The United Kingdom has long promoted its values globally. We are clear that more trade does not have to come at the expense of our values. While our approach to agreements will vary between partners, it will always allow this Government to open discussions on issues, including on rights and responsibilities.
Following on from the Minister’s response, successive UK Governments have believed in the principle that all new trade treaties should contain clauses allowing those treaties to be suspended if the other party engages in serious abuses of human rights, yet the UK recently signed new treaties with Singapore, Vietnam and Turkey, none of which had those clauses, despite ongoing concerns about the records of those countries. Can the Minister please explain why?
The hon. Lady might be misunderstanding the nature of the continuity programme for rolling over existing agreements. I point out that, on Turkey, the underlying agreement dates from 1963, and there were no human rights clauses in that agreement, but that does not mean to say that we do not have a robust discussion with Turkey on human rights. The EU-Vietnam framework agreement was separate and was not necessary to achieve trade continuity, but again we have a good dialogue with Vietnam on human rights. The UK and Singapore have agreed a UK-Singapore political joint statement to reflect our close partnership. Once that is signed, it will be published on gov.uk.
We have spent much time in this Chamber quite rightly talking about the fate of the Uyghurs and China’s treatment of them. Does the Minister agree that that issue needs to be dealt with in any trade deal, to ensure that we are not endorsing such genocidal actions?
I am extremely sympathetic to the hon. Lady’s question. The Foreign Secretary delivered an extensive statement on this topic on Tuesday. Of course, the UK is not negotiating a free trade agreement with China. However, the Foreign Secretary announced on Tuesday a review of export controls, financial penalties for organisations not complying with the Modern Slavery Act 2015, strengthening the overseas business risk guidance and making sure that the Government have the information we need to exclude suppliers complicit in human rights violations in Xinjiang.
May I ask the Minister very simply why he feels it was appropriate to roll over a trade agreement with Egypt, a country that routinely detains and executes political opponents and religious minorities, persecutes its lesbian, gay, bisexual and transgender community and suppresses democratic freedoms, and why no effort was made to strengthen the human rights provisions in that agreement?

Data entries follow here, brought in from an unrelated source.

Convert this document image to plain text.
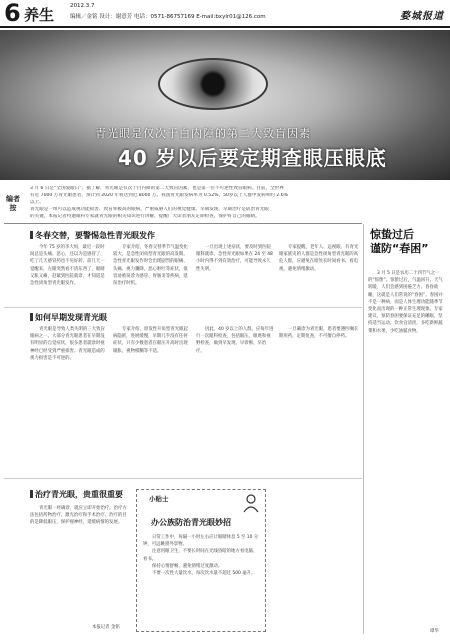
6 养生	2012.3.7
编辑／金铭 设计：谢意芳 电话：0571-86757169 E-mail:bxylr01@126.com	婺城报道
青光眼是仅次于白内障的第二大致盲因素
40 岁以后要定期查眼压眼底
编者按
3 月 6 日是“全国爱眼日”。据了解，青光眼是仅次于白内障的第二大致盲因素，也是第一位不可逆性致盲眼病。目前，全世界
有近 7000 万青光眼患者，预计到 2020 年将达到近 8000 万。我国青光眼发病率为 0.52%，50岁以上人群中发病率约 2.6%
以上。
青光眼是一组可以造成视功能损害、致盲率极高的眼病，严重威胁人们的视觉健康。早期发现、早期治疗是防治青光眼
的关键。本报记者特邀眼科专家就青光眼的相关知识进行讲解，提醒广大读者朋友定期检查，保护好自己的眼睛。
冬春交替，要警惕急性青光眼发作

今年 75 岁的李大妈，最近一段时间总是头痛、恶心，还以为是感冒了，吃了几天感冒药也不见好转。前几天一觉醒来，左眼突然看不清东西了，眼睛又胀又痛，赶紧到医院就诊，才知道是急性闭角型青光眼发作。

专家介绍，冬春交替季节气温变化较大，是急性闭角型青光眼的高发期。急性青光眼发作时会出现剧烈的眼痛、头痛、视力骤降、恶心呕吐等症状，很容易被误诊为感冒、胃肠炎等疾病，延误治疗时机。

一旦出现上述症状，要及时到医院眼科就诊。急性青光眼如果在 24 至 48 小时内得不到有效治疗，可能导致永久性失明。

专家提醒，老年人、远视眼、有青光眼家族史的人群是急性闭角型青光眼的高危人群，应避免在暗处长时间看书、看电视，避免情绪激动。

如何早期发现青光眼

青光眼是导致人类失明的三大致盲眼病之一。大部分青光眼患者在早期没有明显的自觉症状，很多患者就诊时视神经已经受到严重损害。青光眼造成的视力损害是不可逆的。

专家介绍，原发性开角型青光眼起病隐匿，进展缓慢，早期几乎没有任何症状，只有少数患者在眼压升高时出现眼胀、视物模糊等不适。

因此，40 岁以上的人群，应每年进行一次眼科检查，包括眼压、眼底和视野检查，做到早发现、早诊断、早治疗。

一旦确诊为青光眼，患者要遵医嘱长期用药，定期复查，不可擅自停药。

治疗青光眼，贵重很重要

青光眼一经确诊，就应立即开始治疗。治疗方法包括药物治疗、激光治疗和手术治疗。治疗的目的是降低眼压，保护视神经，延缓病情的发展。

本报记者 金铭
小贴士
办公族防治青光眼妙招

日常工作中，每隔一小时左右应让眼睛休息 5 至 10 分钟，可远眺窗外景物。

注意用眼卫生，不要长时间在光线昏暗的地方看电脑、看书。

保持心情舒畅，避免情绪过度激动。

不要一次性大量饮水，每次饮水量不超过 500 毫升。

惊蛰过后
谨防“春困”

3 月 5 日是农历二十四节气之一的“惊蛰”。惊蛰过后，气温回升，天气转暖，人们会感到困倦乏力、昏昏欲睡，这就是人们常说的“春困”。春困并不是一种病，而是人体生理功能随季节变化而出现的一种正常生理现象。专家建议，预防春困要保证充足的睡眠，坚持适当运动，饮食宜清淡，多吃新鲜蔬菜和水果，少吃油腻食物。

谭华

The continuity programme is all about rolling over the deals that are there. I do not believe that there was any diminution of human rights provisions in the agreement with Egypt, or certainly of the effect of those provisions. We have a regular dialogue with Egypt on these issues. There is an extremely difficult internal security situation in Egypt, which the hon. Lady will know has affected British nationals directly as well. It is careful to get that balance right in all our dialogues with countries such as Egypt.